Question

Find the area of a quadrilateral ABCD in which $ AD = 24cm $ , $ \angle BAD = {90^ \circ } $ and BCD form an equilateral triangle whose each side is equal to $ 26cm $ . (take $ \sqrt 3 = 1.73 $ )

Answer 1

Hint: solve this problem we should know about:
Quadrilateral: the polygon having four sides.
Equilateral triangle: The triangle having all sides is equal.
Area of the equilateral triangle can be calculated by $ \dfrac{{\sqrt 3 {a^2}}}{4} $ where $ a $ is the side of the triangle.
Right-angle triangle: the triangle in which one side is perpendicular to the other side.
Area of triangle \[ = \dfrac{1}{2} \times base \times height\]

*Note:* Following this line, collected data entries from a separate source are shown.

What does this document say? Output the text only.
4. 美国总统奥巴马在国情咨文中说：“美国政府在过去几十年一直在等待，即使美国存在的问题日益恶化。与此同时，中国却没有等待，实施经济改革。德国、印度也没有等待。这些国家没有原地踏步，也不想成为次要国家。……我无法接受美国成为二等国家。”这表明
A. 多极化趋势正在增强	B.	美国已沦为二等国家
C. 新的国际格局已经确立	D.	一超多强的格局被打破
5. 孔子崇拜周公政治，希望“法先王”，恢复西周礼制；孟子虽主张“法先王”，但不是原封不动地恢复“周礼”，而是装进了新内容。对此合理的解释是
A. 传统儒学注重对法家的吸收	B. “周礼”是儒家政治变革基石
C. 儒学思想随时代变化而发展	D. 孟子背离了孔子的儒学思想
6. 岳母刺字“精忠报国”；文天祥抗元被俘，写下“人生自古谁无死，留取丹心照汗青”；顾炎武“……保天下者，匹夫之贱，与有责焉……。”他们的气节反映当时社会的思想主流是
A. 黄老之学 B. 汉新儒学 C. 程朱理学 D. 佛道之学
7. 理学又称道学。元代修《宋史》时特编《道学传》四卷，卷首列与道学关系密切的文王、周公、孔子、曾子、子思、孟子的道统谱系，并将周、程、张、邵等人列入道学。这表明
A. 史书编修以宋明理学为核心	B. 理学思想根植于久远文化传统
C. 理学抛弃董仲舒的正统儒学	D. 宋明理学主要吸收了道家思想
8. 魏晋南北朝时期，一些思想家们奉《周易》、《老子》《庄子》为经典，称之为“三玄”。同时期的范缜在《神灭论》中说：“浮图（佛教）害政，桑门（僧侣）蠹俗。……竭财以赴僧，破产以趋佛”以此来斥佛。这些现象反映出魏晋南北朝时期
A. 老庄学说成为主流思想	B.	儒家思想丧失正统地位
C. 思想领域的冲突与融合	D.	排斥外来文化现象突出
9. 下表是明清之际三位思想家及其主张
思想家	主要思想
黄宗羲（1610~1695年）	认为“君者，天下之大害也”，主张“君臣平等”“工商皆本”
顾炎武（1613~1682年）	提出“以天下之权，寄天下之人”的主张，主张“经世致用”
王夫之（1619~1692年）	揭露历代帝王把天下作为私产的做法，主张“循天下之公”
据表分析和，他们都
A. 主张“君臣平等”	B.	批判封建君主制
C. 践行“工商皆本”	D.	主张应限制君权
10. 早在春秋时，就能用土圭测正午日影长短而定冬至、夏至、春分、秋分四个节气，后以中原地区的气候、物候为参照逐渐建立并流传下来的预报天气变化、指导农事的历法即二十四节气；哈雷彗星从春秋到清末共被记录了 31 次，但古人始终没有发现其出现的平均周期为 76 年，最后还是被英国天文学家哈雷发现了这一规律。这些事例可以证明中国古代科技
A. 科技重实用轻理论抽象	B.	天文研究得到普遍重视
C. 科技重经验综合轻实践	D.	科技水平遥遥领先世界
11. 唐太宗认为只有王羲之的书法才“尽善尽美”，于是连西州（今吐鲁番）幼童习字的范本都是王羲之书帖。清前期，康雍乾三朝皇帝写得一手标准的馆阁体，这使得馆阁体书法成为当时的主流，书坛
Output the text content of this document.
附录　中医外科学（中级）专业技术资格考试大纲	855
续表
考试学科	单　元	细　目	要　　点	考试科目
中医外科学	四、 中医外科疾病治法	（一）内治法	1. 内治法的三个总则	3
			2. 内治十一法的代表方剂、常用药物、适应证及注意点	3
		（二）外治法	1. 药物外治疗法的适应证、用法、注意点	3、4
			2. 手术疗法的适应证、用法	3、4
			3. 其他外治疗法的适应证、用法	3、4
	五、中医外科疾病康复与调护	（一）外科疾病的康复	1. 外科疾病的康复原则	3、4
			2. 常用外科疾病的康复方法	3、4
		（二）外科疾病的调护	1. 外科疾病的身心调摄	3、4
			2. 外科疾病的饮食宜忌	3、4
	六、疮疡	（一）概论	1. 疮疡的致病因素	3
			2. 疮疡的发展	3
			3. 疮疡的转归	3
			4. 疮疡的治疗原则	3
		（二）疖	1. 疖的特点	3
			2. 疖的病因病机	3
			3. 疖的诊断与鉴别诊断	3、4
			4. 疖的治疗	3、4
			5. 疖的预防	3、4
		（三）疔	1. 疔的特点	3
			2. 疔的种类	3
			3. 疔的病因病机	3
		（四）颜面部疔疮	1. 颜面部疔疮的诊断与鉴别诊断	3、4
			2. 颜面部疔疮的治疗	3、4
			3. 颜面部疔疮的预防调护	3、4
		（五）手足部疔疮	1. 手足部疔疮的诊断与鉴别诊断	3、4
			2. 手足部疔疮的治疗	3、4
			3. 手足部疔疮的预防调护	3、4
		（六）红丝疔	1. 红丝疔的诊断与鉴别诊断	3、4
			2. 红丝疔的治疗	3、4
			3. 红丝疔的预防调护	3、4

Complete step by step solution:
 Lets first try to draw the diagram as per given in question:

As given in the question $ \Delta BCD $ is an equilateral triangle. And from given data we can conclude that $ \Delta DAB $ is a right angled triangle.
Here, we have to calculate the area of quadrilateral ABCD.
We can find it by separating it in two triangles $ \Delta BCD $ and $ \Delta DAB $ .
The area of $ \Delta BCD $ will be calculated by the area of the equilateral triangle $ \dfrac{{\sqrt 3 {a^2}}}{4} $ .
Here, $ a $ is length of side of triangle $ = 26cm $
So, keeping it in the area formula. We get,
  $ \dfrac{{\sqrt 3 {a^2}}}{4} = \dfrac{{\sqrt 3 {{\left( {26} \right)}^2}}}{4} $
  $ \Rightarrow \dfrac{{\sqrt 3 {a^2}}}{4} = \dfrac{{1.73 \times 676}}{4} $
Solving it,
  $ \Rightarrow \dfrac{{\sqrt 3 {a^2}}}{4} = 292.37 $
Area of equilateral triangle $ \Delta BCD $ will be $ = 292.37 $
Area of triangle $ \Delta DAB $ $ = base \times height $
The right triangle height is equal to the perpendicular side.
So, we have to calculate the length of AB.
By using Pythagora's theorem. We can say that,
  $ A{D^2} + A{B^2} = D{B^2} $
Keeping value in it,
  $ {24^2} + A{B^2} = {26^2} $
Solving it,
  $ \Rightarrow 576 + A{B^2} = 676 $
Transfer numerical on one side.
  $ \Rightarrow A{B^2} = 676 - 576 $
  $ \Rightarrow A{B^2} = 100 $
By take under root on both side,
   $ \Rightarrow AB = \sqrt {100} = 10cm $
Area of $ \Delta DAB = \dfrac{1}{2} \times 24 \times 10 = 120c{m^2} $
Area of quadrilateral ABCD $ = Area\,of\,\Delta BCD + Area\,of\,\Delta DAB $
By keeping values from above,
Area of quadrilateral ABCD $ = 292.37c{m^2} + 120c{m^2} = 412.37c{m^2} $ .
Hence the area of the given figure is $ 412.37c{m^2} $ .
So, the correct answer is “ $ 412.37c{m^2} $”.

Note: ythagoras theorem: In a right angled triangle the square of hypotenuse is always equal to the sum of squares of the other two sides.
In mathematically, $ A{B^2} + B{C^2} = A{D^2} $

Area of triangle with three sides (Heron’s Formula) $ A = \sqrt {s(s - a)(s - b)(s - c)} $ .
Here s is a semi-perimeter of the triangle $ = \dfrac{{\left( {a + b + c} \right)}}{2} $ .